Saturday, May 17, 2008

My First Scala Presentation

I gave my first talk on Scala today, to my team at NYSE. It was an entirely informal, BYOL (Bring your own lunch) talk that I hadn't prepared for at all (I was hoping someone else would speak, but since no one else ever does, its always me, prepared or not). Anyway, there are some lessons learned from the talk.

The talk didn't really go over that well, and mostly because I didn't hit them hard with a great example up front. Next time I will. I finally won them over when I showed a List example, which I'll show here.

Say you want to create a List of integers containing the elements 1, 2, and 3. In Java there are a few ways to go about it, none of them very easy. I'll start with the most common example.


List<Integer> ints = new ArrayList<Integer>();
ints.add(1);
ints.add(2);
ints.add(3);

Like I said, there may be easier ways to do this, but I don't think many people will argue that this would be by far the most commonly used approach. There are several things wrong with it.

  • It's about a billion characters long.
  • The redundant type information in the first line is so frustrating.
  • The next three lines of code are almost identical.
  • The semi colons are pretty much pointless.

Here's how you do the same thing in Scala.

val ints = List(1,2,3)

Thats it.

  • Its 20 characters total (not including the unneeded spaces). 20 characters vs. A Billion! I pick 20.
  • There is no need whatsoever to put an absurd amount of type information. The compiler is perfectly capable of figuring that out thank you. As are humans; any second year college student could tell that thats a list of integers. Heck, any 7 year old could too.
  • There is absolutely no redundant code here.
  • There are no semi colons.
This example has probably been posted on the internet about a million times by now, and its not the point of this post. The point is this: If you want to give a talk on a language, hit the audience hard with a solid example immediately. Don't dilly-dally and give examples that are only slightly different than their current language and then give them the good stuff. You'll meet too much opposition up front. I thought I was doing them a favor by easing them into Scala but what really happened was quite the opposite. For some terrible reason Java developers are quite territorial. I was providing fuel for them to say, "I'll stick with Java."

Next time, I give the good example up front, then transition to the easy stuff once I've peaked their interest, and then make sure to finish up with a solid example too.

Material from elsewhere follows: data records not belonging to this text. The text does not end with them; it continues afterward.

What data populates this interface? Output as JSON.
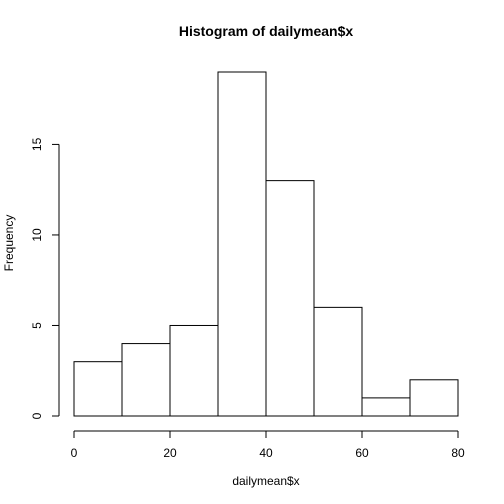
{
  "chart_data": {
    "type": "bar",
    "title": "Histogram of dailymean$x",
    "xlabel": "dailymean$x",
    "ylabel": "Frequency",
    "bins": [
      {
        "from": 0,
        "to": 10,
        "count": 3
      },
      {
        "from": 10,
        "to": 20,
        "count": 4
      },
      {
        "from": 20,
        "to": 30,
        "count": 5
      },
      {
        "from": 30,
        "to": 40,
        "count": 19
      },
      {
        "from": 40,
        "to": 50,
        "count": 13
      },
      {
        "from": 50,
        "to": 60,
        "count": 6
      },
      {
        "from": 60,
        "to": 70,
        "count": 1
      },
      {
        "from": 70,
        "to": 80,
        "count": 2
      }
    ],
    "xlim": [
      0,
      80
    ],
    "ylim": [
      0,
      19
    ],
    "xticks": [
      0,
      20,
      40,
      60,
      80
    ],
    "yticks": [
      0,
      5,
      10,
      15
    ],
    "grid": false,
    "colors": {
      "bar_fill": "#ffffff",
      "bar_stroke": "#000000"
    }
  }
}
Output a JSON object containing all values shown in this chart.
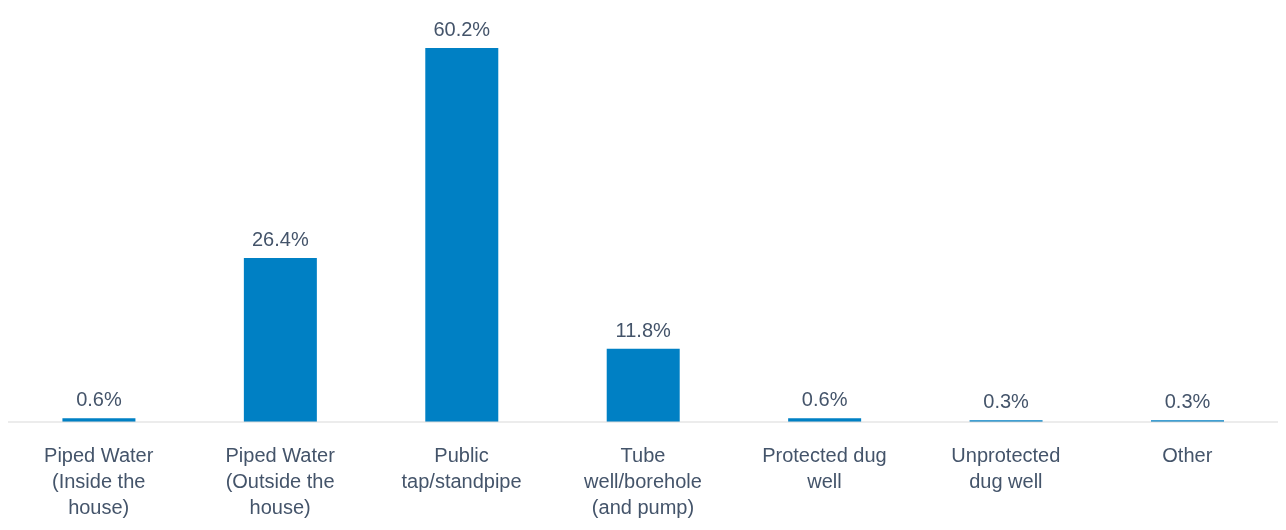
{
  "chart_data": {
    "type": "bar",
    "categories": [
      "Piped Water (Inside the house)",
      "Piped Water (Outside the house)",
      "Public tap/standpipe",
      "Tube well/borehole (and pump)",
      "Protected dug well",
      "Unprotected dug well",
      "Other"
    ],
    "values": [
      0.6,
      26.4,
      60.2,
      11.8,
      0.6,
      0.3,
      0.3
    ],
    "color": "#0080c4",
    "value_labels": [
      "0.6%",
      "26.4%",
      "60.2%",
      "11.8%",
      "0.6%",
      "0.3%",
      "0.3%"
    ]
  }
}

And of course next time I'll be quite a bit more prepared.


Ok. Thats the gist of what I was wanting to talk about, now some sideline commentary.

One particularly odd complaint IMO was that most of this was just syntactic sugar. First off, I whole-heartedly disagree, but I can see why some people could incorrectly think that way. My colleague happily responded:

If you think it's just syntactic sugar, then I have a perfect language for you. It only contains 2 characters, 1, and 0. Using anything else, well thats just syntactic sugar.
Of course anyone can think that higher level languages are just prettier syntax, but they would be entirely missing the point. The point is to not have our primitive human minds bombarded with useless information so that we can better and more easily understand the meaning of each line of code. Thats not sugar, thats evolution, baby.